Team Atlanta was made up of about 30 people, about half of them PhD students, with the rest from both the academic world (Georgia Tech) and Samsung. Interestingly, they've already begun using Atlantis internally at Samsung to find and patch bugs. Their CRS used o4-mini, GPT-4o and o3.

The Trail of Bits team was 8-10 people who optimized their solution for low cost, so that it can be used for open-source projects who often have very limited budgets. Their favored LLMs were Claude Sonnet 4, GPT-4.1 mini and GPT 4.1.

Theori's team built their solution to use LLMs heavily, paving new ground in an area of code analysis traditionally relying on fuzzing. They used o3, Claude Sonnet 4 and o4-mini.

Overall, most teams built their solutions in Python, with some adding a sprinkling of Rust for speed. Buttercup offers a standalone version that can run on a laptop and Atlantis built their multilanguage fuzzer to be able to not only accept the C and Java source code that was required in the competition, but also Python, Rust and Go.

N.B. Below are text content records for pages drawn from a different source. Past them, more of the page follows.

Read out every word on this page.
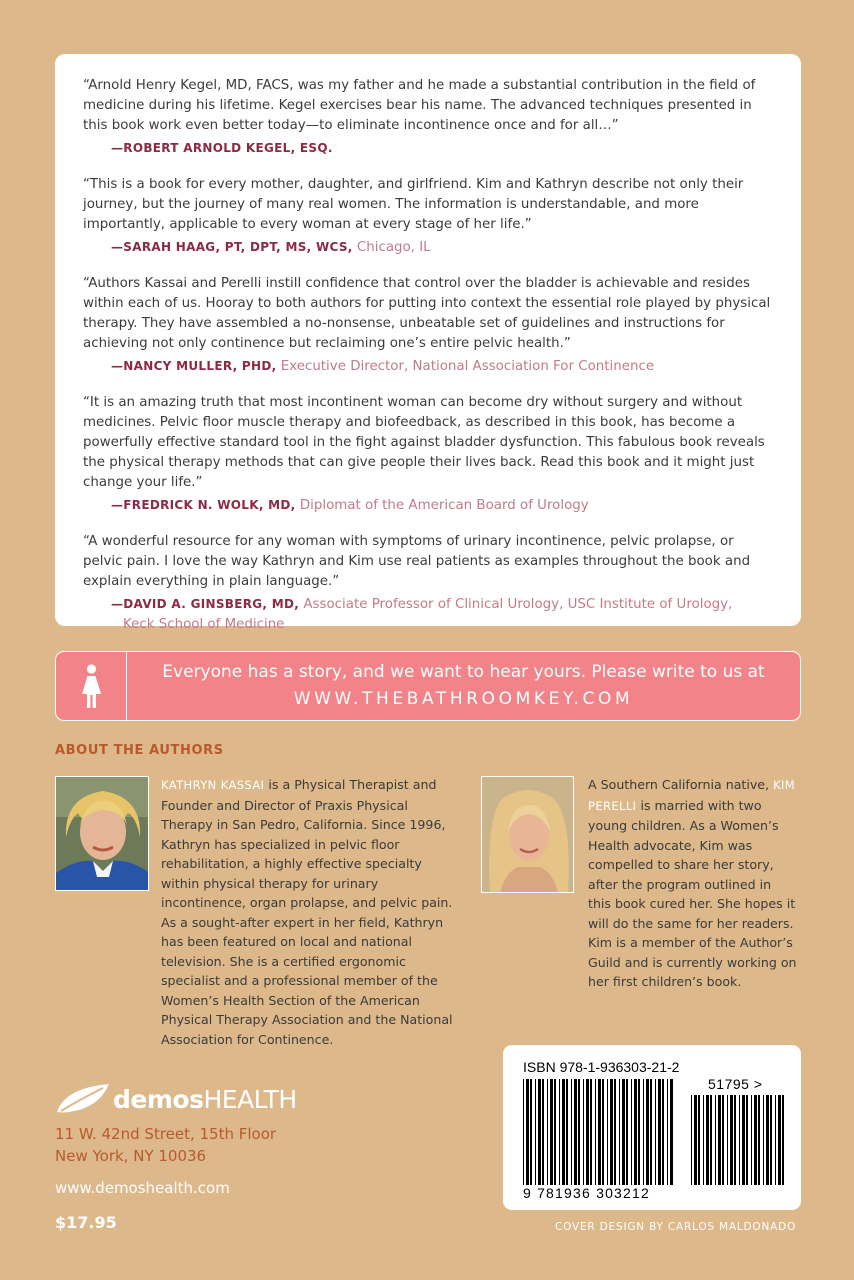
“Arnold Henry Kegel, MD, FACS, was my father and he made a substantial contribution in the field of medicine during his lifetime. Kegel exercises bear his name. The advanced techniques presented in this book work even better today—to eliminate incontinence once and for all…”

—ROBERT ARNOLD KEGEL, ESQ.

“This is a book for every mother, daughter, and girlfriend. Kim and Kathryn describe not only their journey, but the journey of many real women. The information is understandable, and more importantly, applicable to every woman at every stage of her life.”

—SARAH HAAG, PT, DPT, MS, WCS, Chicago, IL

“Authors Kassai and Perelli instill confidence that control over the bladder is achievable and resides within each of us. Hooray to both authors for putting into context the essential role played by physical therapy. They have assembled a no-nonsense, unbeatable set of guidelines and instructions for achieving not only continence but reclaiming one’s entire pelvic health.”

—NANCY MULLER, PHD, Executive Director, National Association For Continence

“It is an amazing truth that most incontinent woman can become dry without surgery and without medicines. Pelvic floor muscle therapy and biofeedback, as described in this book, has become a powerfully effective standard tool in the fight against bladder dysfunction. This fabulous book reveals the physical therapy methods that can give people their lives back. Read this book and it might just change your life.”

—FREDRICK N. WOLK, MD, Diplomat of the American Board of Urology

“A wonderful resource for any woman with symptoms of urinary incontinence, pelvic prolapse, or pelvic pain. I love the way Kathryn and Kim use real patients as examples throughout the book and explain everything in plain language.”

—DAVID A. GINSBERG, MD, Associate Professor of Clinical Urology, USC Institute of Urology,
Keck School of Medicine

Everyone has a story, and we want to hear yours. Please write to us at
WWW.THEBATHROOMKEY.COM
ABOUT THE AUTHORS

KATHRYN KASSAI is a Physical Therapist and Founder and Director of Praxis Physical Therapy in San Pedro, California. Since 1996, Kathryn has specialized in pelvic floor rehabilitation, a highly effective specialty within physical therapy for urinary incontinence, organ prolapse, and pelvic pain. As a sought-after expert in her field, Kathryn has been featured on local and national television. She is a certified ergonomic specialist and a professional member of the Women’s Health Section of the American Physical Therapy Association and the National Association for Continence.

A Southern California native, KIM PERELLI is married with two young children. As a Women’s Health advocate, Kim was compelled to share her story, after the program outlined in this book cured her. She hopes it will do the same for her readers. Kim is a member of the Author’s Guild and is currently working on her first children’s book.

demosHEALTH
11 W. 42nd Street, 15th Floor
New York, NY 10036
www.demoshealth.com
$17.95
ISBN 978-1-936303-21-2
51795 >
9 781936 303212
COVER DESIGN BY CARLOS MALDONADO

Here's the scores of the seven teams in the final:

System Architecture

Whilst the approach varies widely in how each team approached their design, some fundamentals are common between all of them. They run as code on top of a Kubernetes cluster (Azure Kubernetes Service, AKS, was the platform for the competition). They receive input from OSS-Fuzz, a free fuzzing platform for critical OSS projects, developed by Google. This consists of at least two files, the source code itself lifted from GitHub and a OSS-Fuzz integration wrapper with metadata (optionally there could be a diff file where the CRS should only identify bugs that are in the diff file, and not in the original source code).

The CRSs will then build the software using individual agents, and use either fuzzing or LLMS, or a combination of both, to identify bugs, then try to verify them and if they are valid and reachable (able to be triggered) build out a Proof of Vulnerability (PoV). These PoVs are then passed on to other agents in the system to use LLMs to build patches, yet other agents to test those patches and if they fix the vulnerability successfully, submit them as a patch. If possible, the discovered bug is also documented in a Sarif file, and the PoV, patch and Sarif file are bundled together. And the CRS had to be completely solid and resilient to any issues from an infrastructure point of view, as there was no human interaction allowed during the scoring runs, something that all the teams commented on as being challenging during their interviews.

What AIxCC Means for Software Code Quality
As many people way smarter than me have pointed out, we have a software quality problem and it's affecting the world's ability to protect ourselves from criminals, both in business and our personal lives. Just as the DARPA Grand Challenge in 2004 eventually led to self-driving cars being a reality I think that the AIxCC and the seven open source, freely available CRS systems will enable an additional layer of code quality improvements. The stats from the final competition run were that the average cost of each successful task (PoV, Patch, Sarif, bundle) was $ 152, which isn't prohibitively expensive, and puts automatic patching systems in reach for even small businesses / startups.

I suspect we'll see commercialization of some of these CRS solutions being offered by vendors in the code checking space. What I'd really like to see is Google / Microsoft / AWS offering free runtime on Kubernetes in their clouds for qualifying OSS packages. If your volunteer-led OSS package is valuable to the wider software field (used in critical infrastructure, used in X other important packages, or other criteria), they should provide Y number of hours of K8S runtime per month to run one (or more) of the CRSs against their code.

Conclusion
The concept of an autonomous system looking at source code, and running programs, identifying potential bugs, testing them, validating the flaw, developing a patch and testing the patch, all without human intervention is exciting and points to one way that LLMs can really benefit software quality.

Whether their uptake will be widespread in either commercial or the free OSS world remains to be seen, but as Andrew Carney said when revealing the winners in the AIxCC final, this is the floor. With improvements in LLMs and fuzzing, these systems will only get better from here on.